Michael Oher update -

After starting at guard his true freshman year, Michael Oher was switched to the hardest position on the OL - left tackle - for his sophomore season. He fared well, but expects more the second time around. Read about it inside.

After earning a starting spot at offensive guard his true freshman year, Briarcrest (TN) grad Michael Oher thought he knew a thing or two about offensive line play, until he was moved that spring to left tackle.

"It was a move I definitely wanted to make, but the two positions are night and day," said Oher, the 6-5 325-pound rising. "At guard, you have help flanking you on each side. At LT, you are out here on your own."

Still, Big Mike held his own and by the midway point of the season was quite comfortable, and effective, at his "new" position.

Now, in the early stages of spring training 2007, Oher wants to take on a bigger role.

"Going into my third year as a starter, I want to be more of a leder. (Center) Corey Actis is a senior and is taking on a lot of that role, but I want to help," said Michael.

This spring, besides taking on more of an active role as one of the leaders of the OL, Michael is sticking to basics.

"You can never work too much on fundamentals. I want to perfect them. Getting my pads set and feet right, stuff like that, is crucial and you have to be perfect," he explained. "That's my main goal for spring. It's so important to do the little things right at any position, but even more at LT because every mistake you make is magnified and can turn into a sack or a loss."

Oher has come a long way in two full years, he says.

"I am night and day from where I was two years ago. Really, night and day doesn't even describe it. I am a totally different player than I was then," he explained. "As I keep working in the weight room, I continue to change my body for the better and every practice I learn something new and make myself better."

The general thought process on the OL is that last year's running game was sufficient, but the passing game - obviously - was below par. Michael believes the OL shares equally in its lack of productivity.

"Everything starts up front. I know coaches say that all the time, but on this level, it's true," he commented. "We have to do our part to give the quarterback more time.

"We really don't have any excuses not to. We are older and more experienced now and have four starters back from last year. We should be better just because we've been around. I think next year is going to be a lot different - I can feel it."

Oher said the goal for the running game is to not just break the 1,000-yard barrier but to shatter it.

"We need more big runs, then the yardage will mount and it will open things up for the passing game. We want to rush for 2,000 yards this year," he said. "1,000 yards is OK, but we only won four games. To win big, we need closer to 2,000 yards on the ground.

"To do that, we are going to have to dominate more, study film, get ourselves ready. Nothing is new to us now. Like I said before, we don't have any excuses not to be better."

Michael can also tell a difference in the way another main ingredient of the passing game - QB Brent Schaeffer - is handling this spring.

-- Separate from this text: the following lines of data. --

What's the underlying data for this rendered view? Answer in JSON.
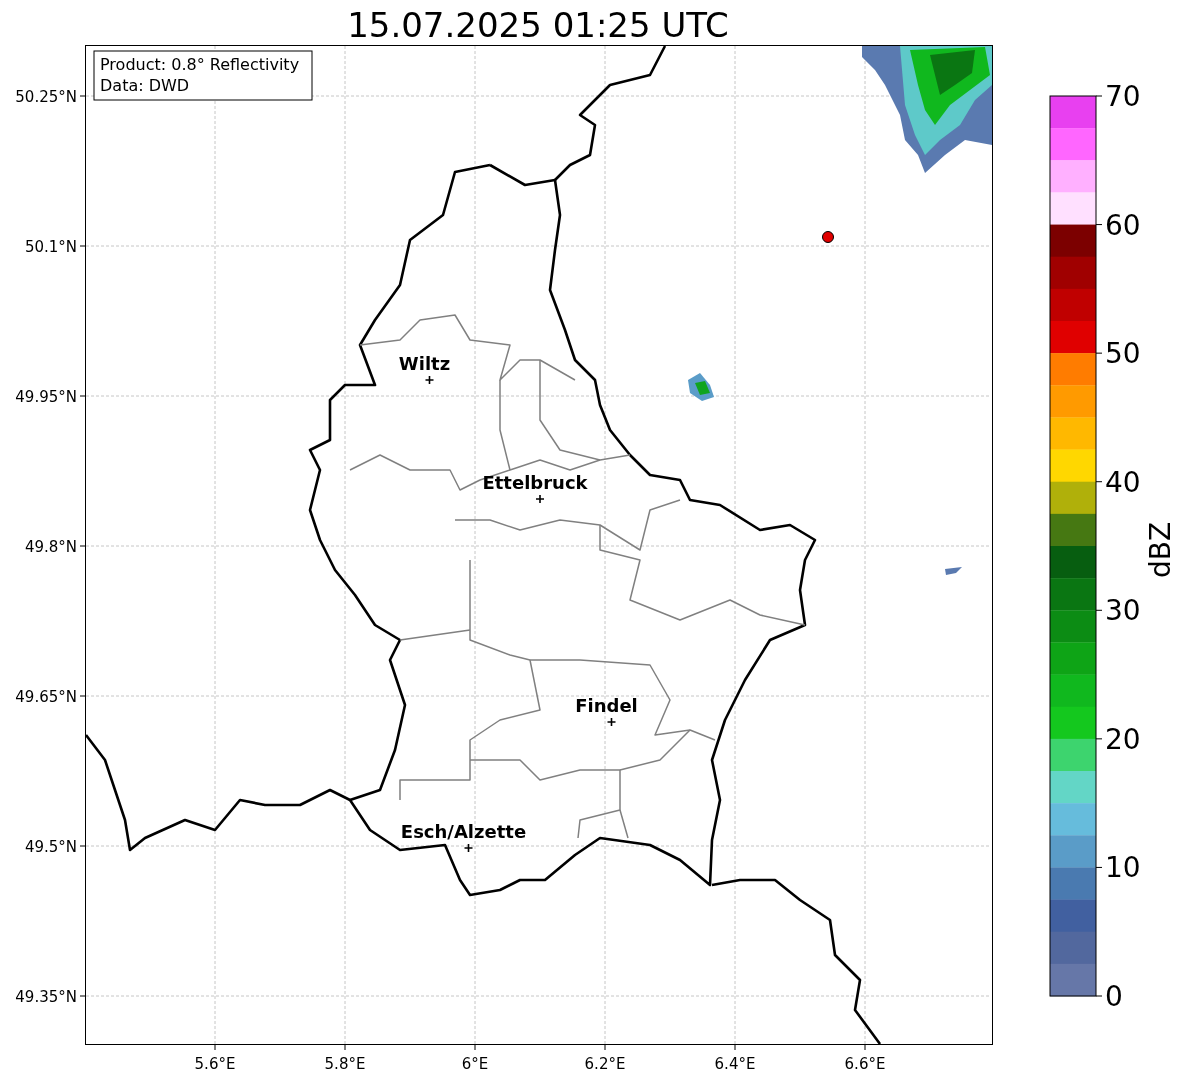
{
  "title": "15.07.2025 01:25 UTC",
  "info_box": [
    "Product: 0.8° Reflectivity",
    "Data: DWD"
  ],
  "map": {
    "lat_ticks": [
      "50.25°N",
      "50.1°N",
      "49.95°N",
      "49.8°N",
      "49.65°N",
      "49.5°N",
      "49.35°N"
    ],
    "lon_ticks": [
      "5.6°E",
      "5.8°E",
      "6°E",
      "6.2°E",
      "6.4°E",
      "6.6°E"
    ],
    "places": [
      {
        "name": "Wiltz"
      },
      {
        "name": "Ettelbruck"
      },
      {
        "name": "Findel"
      },
      {
        "name": "Esch/Alzette"
      }
    ]
  },
  "colorbar": {
    "label": "dBZ",
    "ticks": [
      "70",
      "60",
      "50",
      "40",
      "30",
      "20",
      "10",
      "0"
    ],
    "bins": [
      {
        "color": "#e840f0"
      },
      {
        "color": "#ff66ff"
      },
      {
        "color": "#ffb0ff"
      },
      {
        "color": "#ffe0ff"
      },
      {
        "color": "#7c0000"
      },
      {
        "color": "#a00000"
      },
      {
        "color": "#c00000"
      },
      {
        "color": "#e00000"
      },
      {
        "color": "#ff7c00"
      },
      {
        "color": "#ff9a00"
      },
      {
        "color": "#ffb800"
      },
      {
        "color": "#ffd700"
      },
      {
        "color": "#b0b00a"
      },
      {
        "color": "#467812"
      },
      {
        "color": "#075e10"
      },
      {
        "color": "#0a7612"
      },
      {
        "color": "#0c8c14"
      },
      {
        "color": "#0ea416"
      },
      {
        "color": "#10b81e"
      },
      {
        "color": "#14c81e"
      },
      {
        "color": "#3dd46e"
      },
      {
        "color": "#63d6c6"
      },
      {
        "color": "#66bcdc"
      },
      {
        "color": "#5a9cc8"
      },
      {
        "color": "#4a7ab0"
      },
      {
        "color": "#4160a0"
      },
      {
        "color": "#52689e"
      },
      {
        "color": "#6677a8"
      }
    ]
  }
}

"Brent is closing in on getting a full year under his belt here. I think there will be a big transformation in his play. I can see it in practice the way he carries himself and is being a leader," Oher noted. "He's focused and seems more comfortable now.

"The other quarterbacks are also doing well. Like Brent, they have been in this system a year now and you can see their development."

With 10 returning starters on offense, Michael sees nothing but good things in 2007 for the Rebel offense.

"Like I said, we have all been in this system a year. We are all used to each other and know what it takes to succeed and we all should be a year better and wiser," he closed. "It's up to us to keep working and to get as good as we can."